One of the action points from our regression test retrospective was to hold a Bug Hunt. We wanted to find some bugs, enhance the team spirit and learn from each other.
The results were mixed. On one hand this was really fun, but on the other hand, the bugs that we found weren’t particularly interesting. Almost half of them were rejected because we weren’t able to reproduce them or they weren’t real bugs (working as intended). Also out of those that made it into Jira, most were trivial or “cosmetic”. As a team activity though, this was a lot of fun!
We held a retrospective afterwards were we first collected the different strategies that each pair had used, making an inventory on the whiteboard. We then talked a bit about the hunt in general. It seemed that everyone had enjoyed it and the discussion was going on about “when we do it again then…”, which is nice.
We then grouped the bugs (printed out on sheets of paper) in categories and read them out loud for each other. This made us discuss why there were so many trivial bugs: people felt stressed by the lack of time. We discussed point systems, having more time, etc…
We then opened up for a more free discussion and I recorded it using a mind map on the white board.
- One interesting semi-related proposal was to arrange cross team testing at the end of the sprint. Since we are two teams, this would increase our knowledge of the other team’s features and also help us look at things from another perspective.
- Our new Scrum Master was of the opinion that the competition part of the activity had to go. At first I disagreed but when I think about it there could be ways to work together instead. Let’s say that we for example work together to try to find 4 major bugs in one hour. What do you think?
We were 7 pairs during the hunt and two judges. The pairs were formed in order to get a good mix of people from the two teams, scrum masters and support. The stakeholders were invited but did not participate.
We used 1½ hour for the event in total with introduction, jury deliberation and reward ceremony.
The hunt went on for 1 hour.
We had 44 bugs posted on the whiteboard at the end of the hunt.
This resulted in 26 bugs entered into Jira (we expect some of these to get rejected when we start working on them)
The rejected bugs did not make it into Jira because:
– we were not able to reproduce them
– functionality was working as intended
2 thoughts on “Bug hunt experiment”
Nice report. What I noticed at the XING test competition is, that it was not only about finding bugs, but also about reporting usability problems, since the participants didn’t know the product before.
Did you repeat these bug hunts? If yes, how was the participation/motivation? At our second test competition we had already less participants than at our first and also from less departments.

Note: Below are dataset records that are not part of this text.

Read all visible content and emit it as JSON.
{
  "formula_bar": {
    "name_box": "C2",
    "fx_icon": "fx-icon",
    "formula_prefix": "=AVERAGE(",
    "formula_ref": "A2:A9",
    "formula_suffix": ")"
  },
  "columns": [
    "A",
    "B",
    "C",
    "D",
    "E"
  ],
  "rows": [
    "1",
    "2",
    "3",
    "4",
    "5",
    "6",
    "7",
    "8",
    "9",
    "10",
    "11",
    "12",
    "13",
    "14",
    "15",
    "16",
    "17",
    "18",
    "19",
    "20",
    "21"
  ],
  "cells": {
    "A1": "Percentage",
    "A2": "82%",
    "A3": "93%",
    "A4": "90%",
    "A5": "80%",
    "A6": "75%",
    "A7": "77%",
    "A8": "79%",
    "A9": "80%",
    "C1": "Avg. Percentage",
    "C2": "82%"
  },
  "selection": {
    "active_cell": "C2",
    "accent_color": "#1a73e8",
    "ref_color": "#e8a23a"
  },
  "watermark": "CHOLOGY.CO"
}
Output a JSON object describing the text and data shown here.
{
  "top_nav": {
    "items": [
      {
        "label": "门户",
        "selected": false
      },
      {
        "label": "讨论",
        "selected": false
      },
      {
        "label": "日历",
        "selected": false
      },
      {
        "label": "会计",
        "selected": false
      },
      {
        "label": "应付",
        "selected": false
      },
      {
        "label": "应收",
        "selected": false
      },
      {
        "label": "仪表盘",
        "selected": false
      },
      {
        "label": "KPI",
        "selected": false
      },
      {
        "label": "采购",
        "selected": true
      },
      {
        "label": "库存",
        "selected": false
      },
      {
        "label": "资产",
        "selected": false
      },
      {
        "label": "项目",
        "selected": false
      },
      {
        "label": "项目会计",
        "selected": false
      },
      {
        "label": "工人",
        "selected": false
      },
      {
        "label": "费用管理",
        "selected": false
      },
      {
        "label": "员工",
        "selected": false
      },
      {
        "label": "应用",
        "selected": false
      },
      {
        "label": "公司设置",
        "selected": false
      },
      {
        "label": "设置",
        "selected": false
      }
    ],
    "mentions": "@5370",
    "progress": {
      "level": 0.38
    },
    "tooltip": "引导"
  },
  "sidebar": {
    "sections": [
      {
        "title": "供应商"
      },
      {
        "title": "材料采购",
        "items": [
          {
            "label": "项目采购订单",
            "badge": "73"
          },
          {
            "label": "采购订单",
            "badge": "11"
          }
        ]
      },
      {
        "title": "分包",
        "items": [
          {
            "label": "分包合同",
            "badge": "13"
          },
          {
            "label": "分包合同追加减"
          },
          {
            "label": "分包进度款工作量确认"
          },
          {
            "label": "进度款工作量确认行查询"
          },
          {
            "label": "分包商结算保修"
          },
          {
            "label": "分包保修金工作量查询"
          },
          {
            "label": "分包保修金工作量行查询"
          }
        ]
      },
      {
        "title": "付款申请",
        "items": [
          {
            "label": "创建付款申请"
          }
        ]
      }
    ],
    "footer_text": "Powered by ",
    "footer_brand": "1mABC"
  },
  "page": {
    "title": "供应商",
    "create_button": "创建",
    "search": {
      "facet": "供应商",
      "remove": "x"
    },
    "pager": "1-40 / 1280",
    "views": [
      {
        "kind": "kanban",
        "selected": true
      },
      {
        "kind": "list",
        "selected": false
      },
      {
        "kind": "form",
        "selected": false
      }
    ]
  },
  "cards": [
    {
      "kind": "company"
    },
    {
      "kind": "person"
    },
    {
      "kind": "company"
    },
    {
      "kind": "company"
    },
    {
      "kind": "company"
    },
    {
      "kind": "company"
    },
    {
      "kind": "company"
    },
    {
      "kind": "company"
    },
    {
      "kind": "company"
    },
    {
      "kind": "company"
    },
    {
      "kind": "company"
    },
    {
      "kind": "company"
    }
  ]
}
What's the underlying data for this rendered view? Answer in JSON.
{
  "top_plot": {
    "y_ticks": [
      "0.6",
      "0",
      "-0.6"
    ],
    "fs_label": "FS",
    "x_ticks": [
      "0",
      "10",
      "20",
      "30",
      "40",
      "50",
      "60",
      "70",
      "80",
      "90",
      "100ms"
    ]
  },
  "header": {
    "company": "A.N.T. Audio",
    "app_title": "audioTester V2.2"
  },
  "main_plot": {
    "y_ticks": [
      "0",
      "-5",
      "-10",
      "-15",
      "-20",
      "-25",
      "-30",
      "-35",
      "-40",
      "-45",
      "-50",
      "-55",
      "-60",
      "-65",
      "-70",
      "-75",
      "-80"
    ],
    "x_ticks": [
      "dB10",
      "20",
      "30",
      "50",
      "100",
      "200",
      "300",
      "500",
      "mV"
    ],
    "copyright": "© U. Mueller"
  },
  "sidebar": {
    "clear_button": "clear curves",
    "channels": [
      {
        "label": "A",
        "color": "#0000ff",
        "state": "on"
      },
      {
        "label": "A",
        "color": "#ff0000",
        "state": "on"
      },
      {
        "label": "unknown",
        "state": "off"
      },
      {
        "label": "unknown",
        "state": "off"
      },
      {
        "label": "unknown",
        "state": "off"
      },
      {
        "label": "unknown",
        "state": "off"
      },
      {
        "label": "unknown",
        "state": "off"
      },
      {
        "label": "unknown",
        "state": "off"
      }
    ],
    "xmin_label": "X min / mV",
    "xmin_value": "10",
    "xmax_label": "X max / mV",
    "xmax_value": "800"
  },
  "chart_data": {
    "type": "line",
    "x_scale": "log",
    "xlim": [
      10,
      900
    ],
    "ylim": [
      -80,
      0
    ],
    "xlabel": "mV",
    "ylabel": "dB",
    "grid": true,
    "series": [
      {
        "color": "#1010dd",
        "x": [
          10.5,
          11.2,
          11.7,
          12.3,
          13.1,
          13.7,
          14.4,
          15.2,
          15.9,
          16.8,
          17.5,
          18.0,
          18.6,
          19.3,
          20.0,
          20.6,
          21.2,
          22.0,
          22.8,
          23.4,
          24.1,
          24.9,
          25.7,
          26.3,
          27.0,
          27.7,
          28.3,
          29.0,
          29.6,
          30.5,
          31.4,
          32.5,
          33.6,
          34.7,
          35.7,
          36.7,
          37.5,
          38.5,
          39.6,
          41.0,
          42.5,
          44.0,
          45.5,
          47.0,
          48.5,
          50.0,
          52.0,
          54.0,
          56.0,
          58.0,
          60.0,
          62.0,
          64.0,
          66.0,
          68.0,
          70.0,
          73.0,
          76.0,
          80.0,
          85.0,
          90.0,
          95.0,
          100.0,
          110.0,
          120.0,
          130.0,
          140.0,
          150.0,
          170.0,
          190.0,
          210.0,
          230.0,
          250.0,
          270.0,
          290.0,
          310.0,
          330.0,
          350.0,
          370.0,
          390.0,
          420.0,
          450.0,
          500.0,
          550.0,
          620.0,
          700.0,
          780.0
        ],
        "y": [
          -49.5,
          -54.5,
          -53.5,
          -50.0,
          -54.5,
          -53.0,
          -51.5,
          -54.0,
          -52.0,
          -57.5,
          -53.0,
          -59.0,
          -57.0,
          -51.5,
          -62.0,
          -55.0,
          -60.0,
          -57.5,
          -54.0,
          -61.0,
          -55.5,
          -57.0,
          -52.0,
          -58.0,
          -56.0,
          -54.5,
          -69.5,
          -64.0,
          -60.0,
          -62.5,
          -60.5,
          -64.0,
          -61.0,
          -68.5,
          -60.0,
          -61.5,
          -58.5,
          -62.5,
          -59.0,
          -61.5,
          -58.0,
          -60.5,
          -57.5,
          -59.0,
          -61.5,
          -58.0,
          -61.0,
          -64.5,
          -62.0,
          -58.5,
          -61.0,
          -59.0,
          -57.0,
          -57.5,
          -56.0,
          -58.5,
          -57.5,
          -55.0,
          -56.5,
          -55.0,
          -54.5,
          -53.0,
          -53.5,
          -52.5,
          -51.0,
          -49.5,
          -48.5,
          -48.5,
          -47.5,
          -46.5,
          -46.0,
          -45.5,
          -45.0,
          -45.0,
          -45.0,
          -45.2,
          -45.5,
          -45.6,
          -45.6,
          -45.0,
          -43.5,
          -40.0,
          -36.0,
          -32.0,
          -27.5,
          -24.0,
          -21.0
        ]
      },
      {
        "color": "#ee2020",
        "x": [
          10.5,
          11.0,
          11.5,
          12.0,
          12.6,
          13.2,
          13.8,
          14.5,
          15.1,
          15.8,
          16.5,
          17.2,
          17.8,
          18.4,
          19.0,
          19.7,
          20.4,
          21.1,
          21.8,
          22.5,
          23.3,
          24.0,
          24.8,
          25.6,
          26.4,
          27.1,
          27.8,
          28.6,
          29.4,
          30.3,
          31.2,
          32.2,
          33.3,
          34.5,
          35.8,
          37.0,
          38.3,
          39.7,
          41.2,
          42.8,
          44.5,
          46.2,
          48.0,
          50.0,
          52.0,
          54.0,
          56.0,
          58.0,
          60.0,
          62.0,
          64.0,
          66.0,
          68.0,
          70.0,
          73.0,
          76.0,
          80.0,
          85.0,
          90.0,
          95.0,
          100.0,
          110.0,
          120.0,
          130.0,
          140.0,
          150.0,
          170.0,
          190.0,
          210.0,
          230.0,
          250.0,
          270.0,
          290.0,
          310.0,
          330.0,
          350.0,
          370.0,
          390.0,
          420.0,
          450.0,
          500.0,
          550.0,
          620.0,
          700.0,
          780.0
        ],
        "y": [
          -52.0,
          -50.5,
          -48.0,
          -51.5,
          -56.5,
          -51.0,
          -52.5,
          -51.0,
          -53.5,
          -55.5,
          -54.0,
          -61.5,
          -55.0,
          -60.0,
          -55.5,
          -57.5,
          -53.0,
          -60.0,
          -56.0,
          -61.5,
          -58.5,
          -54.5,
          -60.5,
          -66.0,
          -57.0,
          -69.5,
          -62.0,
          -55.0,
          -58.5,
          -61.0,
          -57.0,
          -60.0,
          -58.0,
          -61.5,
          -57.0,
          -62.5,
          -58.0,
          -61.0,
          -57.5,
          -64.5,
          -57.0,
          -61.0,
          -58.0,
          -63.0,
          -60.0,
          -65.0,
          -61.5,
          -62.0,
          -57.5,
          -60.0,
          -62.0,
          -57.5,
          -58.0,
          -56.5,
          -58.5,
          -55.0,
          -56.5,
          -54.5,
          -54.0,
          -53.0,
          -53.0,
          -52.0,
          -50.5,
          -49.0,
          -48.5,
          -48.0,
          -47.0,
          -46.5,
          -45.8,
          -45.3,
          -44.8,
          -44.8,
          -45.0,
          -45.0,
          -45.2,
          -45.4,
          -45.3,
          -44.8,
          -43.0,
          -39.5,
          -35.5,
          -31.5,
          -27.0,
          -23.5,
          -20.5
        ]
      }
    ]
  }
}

I ask myself, if something competition-like is really suitable to generate long-term awareness for getting better quality or if it’s only short-term fun without a lasting effect.
I haven’t repeated it with those teams since I got a new assignment. In our case it was mandatory to participate so we wouldn’t have the loss of participants. But I did wonder if competing against each other was the best approach. Maybe competing as a team against your old result would be better.
My experience is that it increase awareness from the programmer side towards testing. They got curious about how to do it well. I believe sharing strategies also means a bit inspiration and new ideas that you want to try.
At another client (without the competition part), one guy was rather unimpressed with having to spend an hour testing and let us know as much. Afterwards he said that this was the most fun he ever had testing and that we should do it for every release.
I think it’s time to try it again with this new client and see how it turns out. I think it will have long term effects, but I can’t be sure yet.
Let’s hope your third time is a great success as well!